Senior Software Engineer, Data Ingestion Platform

Block

10h•Remote

About The Position

The Data Ingestion team is part of Block's AI, Data & Analytics organization and is responsible for building and operating the platforms that replicate and ingest data into Block's Lakehouse, powered by Databricks and Snowflake. The team owns Block's Change Data Capture (CDC) platform, streaming data connectors, and data loading infrastructure — ensuring that fresh, reliable data from production databases, event streams, and third-party sources is available for analytics, machine learning, and AI initiatives across Square, Cash App, and Afterpay. As a Senior Software Engineer on the team, you will design and build the next generation of data ingestion infrastructure — including Kafka Iceberg connectors, database replication pipelines, and unified ingestion frameworks. You will drive the modernization of our CDC platform, help consolidate multiple ingestion paths into a cohesive architecture, and collaborate with partner teams across Block to ensure data flows reliably from source to Lakehouse. In this role, you will have a direct impact on the scalability, reliability, and cost-efficiency of Block's data ecosystem.

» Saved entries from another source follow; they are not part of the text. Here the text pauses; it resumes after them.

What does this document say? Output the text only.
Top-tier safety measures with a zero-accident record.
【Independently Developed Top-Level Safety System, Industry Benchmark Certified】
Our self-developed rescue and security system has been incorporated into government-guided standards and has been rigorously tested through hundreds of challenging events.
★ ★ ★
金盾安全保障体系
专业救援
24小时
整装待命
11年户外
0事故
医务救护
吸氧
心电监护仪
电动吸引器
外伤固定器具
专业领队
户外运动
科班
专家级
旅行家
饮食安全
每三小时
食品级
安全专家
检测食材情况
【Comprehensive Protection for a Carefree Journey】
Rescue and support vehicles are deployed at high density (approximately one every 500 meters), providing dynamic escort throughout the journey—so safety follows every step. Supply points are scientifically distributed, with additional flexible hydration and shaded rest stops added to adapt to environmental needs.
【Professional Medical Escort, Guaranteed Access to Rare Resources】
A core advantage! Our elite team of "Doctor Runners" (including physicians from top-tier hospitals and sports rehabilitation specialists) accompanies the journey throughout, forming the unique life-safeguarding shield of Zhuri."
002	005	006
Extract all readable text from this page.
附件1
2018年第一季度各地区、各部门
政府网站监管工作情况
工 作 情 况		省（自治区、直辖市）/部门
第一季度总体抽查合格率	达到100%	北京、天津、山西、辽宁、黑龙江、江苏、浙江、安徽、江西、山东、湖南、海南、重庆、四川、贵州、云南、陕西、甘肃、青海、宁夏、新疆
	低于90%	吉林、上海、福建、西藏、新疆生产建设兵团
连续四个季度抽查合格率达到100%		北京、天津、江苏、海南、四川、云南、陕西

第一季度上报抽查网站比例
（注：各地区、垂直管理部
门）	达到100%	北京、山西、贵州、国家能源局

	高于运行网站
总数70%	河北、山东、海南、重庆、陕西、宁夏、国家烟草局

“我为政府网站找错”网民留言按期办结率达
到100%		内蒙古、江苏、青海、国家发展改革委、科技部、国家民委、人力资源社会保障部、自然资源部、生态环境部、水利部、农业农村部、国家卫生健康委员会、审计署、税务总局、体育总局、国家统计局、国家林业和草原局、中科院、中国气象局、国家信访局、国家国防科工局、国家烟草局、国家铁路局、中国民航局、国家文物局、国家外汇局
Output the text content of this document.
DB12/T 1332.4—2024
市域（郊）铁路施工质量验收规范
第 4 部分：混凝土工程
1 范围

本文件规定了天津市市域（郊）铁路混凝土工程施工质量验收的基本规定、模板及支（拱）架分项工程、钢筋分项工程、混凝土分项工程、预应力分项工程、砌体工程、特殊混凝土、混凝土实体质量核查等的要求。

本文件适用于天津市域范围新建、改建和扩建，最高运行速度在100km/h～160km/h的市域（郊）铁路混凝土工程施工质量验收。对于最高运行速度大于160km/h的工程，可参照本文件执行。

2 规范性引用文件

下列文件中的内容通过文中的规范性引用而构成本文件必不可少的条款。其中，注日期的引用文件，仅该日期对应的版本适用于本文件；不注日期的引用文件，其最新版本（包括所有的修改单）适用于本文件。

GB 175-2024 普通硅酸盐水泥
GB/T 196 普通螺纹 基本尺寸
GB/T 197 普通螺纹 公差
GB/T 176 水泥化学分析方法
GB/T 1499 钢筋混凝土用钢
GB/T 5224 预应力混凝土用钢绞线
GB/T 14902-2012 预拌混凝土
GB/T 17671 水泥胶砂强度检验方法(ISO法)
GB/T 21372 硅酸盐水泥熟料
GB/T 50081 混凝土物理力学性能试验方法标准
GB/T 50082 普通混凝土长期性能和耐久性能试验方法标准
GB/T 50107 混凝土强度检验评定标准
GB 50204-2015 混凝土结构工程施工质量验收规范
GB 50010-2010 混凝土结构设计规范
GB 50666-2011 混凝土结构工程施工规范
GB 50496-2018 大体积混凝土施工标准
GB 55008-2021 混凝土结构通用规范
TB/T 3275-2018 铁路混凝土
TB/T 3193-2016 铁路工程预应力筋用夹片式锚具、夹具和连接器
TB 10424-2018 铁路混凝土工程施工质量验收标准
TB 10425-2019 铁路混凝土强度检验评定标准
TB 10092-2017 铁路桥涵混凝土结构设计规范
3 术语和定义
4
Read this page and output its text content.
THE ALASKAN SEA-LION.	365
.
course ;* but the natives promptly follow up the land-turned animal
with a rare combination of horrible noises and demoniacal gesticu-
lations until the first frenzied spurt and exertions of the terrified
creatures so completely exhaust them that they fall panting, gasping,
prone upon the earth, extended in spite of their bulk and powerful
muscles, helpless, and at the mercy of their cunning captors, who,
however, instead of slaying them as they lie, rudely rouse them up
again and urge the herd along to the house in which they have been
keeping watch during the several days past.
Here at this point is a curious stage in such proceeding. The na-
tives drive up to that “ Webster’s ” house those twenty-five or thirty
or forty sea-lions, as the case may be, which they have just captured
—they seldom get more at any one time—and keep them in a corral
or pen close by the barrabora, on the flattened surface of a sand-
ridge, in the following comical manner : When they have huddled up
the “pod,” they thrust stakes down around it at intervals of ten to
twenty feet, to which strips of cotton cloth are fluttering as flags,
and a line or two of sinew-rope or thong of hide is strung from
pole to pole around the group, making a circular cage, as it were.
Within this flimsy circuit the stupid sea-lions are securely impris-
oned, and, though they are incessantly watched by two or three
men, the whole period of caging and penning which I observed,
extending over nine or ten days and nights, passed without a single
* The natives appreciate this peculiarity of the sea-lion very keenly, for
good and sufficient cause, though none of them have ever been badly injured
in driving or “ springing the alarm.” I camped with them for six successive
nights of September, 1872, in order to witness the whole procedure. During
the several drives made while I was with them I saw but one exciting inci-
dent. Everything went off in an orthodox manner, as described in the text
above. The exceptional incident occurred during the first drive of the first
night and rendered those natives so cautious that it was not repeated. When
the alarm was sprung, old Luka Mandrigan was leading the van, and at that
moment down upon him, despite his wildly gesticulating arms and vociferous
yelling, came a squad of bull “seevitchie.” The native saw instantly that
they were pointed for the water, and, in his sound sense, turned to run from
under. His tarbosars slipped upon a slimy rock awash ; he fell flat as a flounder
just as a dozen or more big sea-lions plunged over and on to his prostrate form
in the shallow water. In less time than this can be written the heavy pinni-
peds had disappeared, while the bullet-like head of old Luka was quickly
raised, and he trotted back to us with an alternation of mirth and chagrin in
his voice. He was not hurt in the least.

This role can be performed from any location in the US or Canada.

Requirements

8+ years of experience in software engineering or data platform development, with a focus on building scalable data systems or distributed infrastructure.
Strong programming proficiency in languages such as Java, Python, Scala, or Go, with experience developing data frameworks, libraries, or services.
Hands-on experience with streaming data systems and technologies such as Apache Kafka, Kafka Connect, or similar distributed messaging platforms.
Solid understanding of Change Data Capture (CDC), database replication patterns, and data lake or Lakehouse architectures.
Experience with modern data storage formats and table formats such as Apache Iceberg or Delta Lake.
Experience with cloud-based data ecosystems (AWS, GCP, or Azure) and infrastructure-as-code tools.

Responsibilities

Design, build, and operate scalable data replication and ingestion pipelines that move data from production databases, event streams, and third-party sources into Block's Lakehouse.
Develop and enhance Kafka Iceberg connectors and data loading frameworks, enabling reliable, low-latency data delivery to Snowflake and Databricks.
Drive the modernization of Block's CDC platform — evaluating and implementing next-generation approaches for database replication, including cloud-native alternatives, and Iceberg-based ingestion patterns.
Build self-service tooling and observability features that empower internal teams to onboard, monitor, and troubleshoot their own data pipelines with minimal support.
Collaborate with data engineering, platform infrastructure, and product teams to define data contracts, improve service encapsulation, and reduce tight coupling between operational databases and analytics consumers.
Contribute to the unification of Block's data ingestion architecture by identifying opportunities to consolidate overlapping systems and reduce infrastructure complexity.
Design and implement solutions for PII detection, masking, and privacy-compliant data handling within ingestion pipelines, ensuring sensitive data is properly classified, protected, and governed in accordance with Block's privacy policies and regulatory requirements (e.g., GDPR, CCPA).
Establish and promote best practices for data pipeline reliability, cost optimization, schema management, and compliance across the ingestion platform.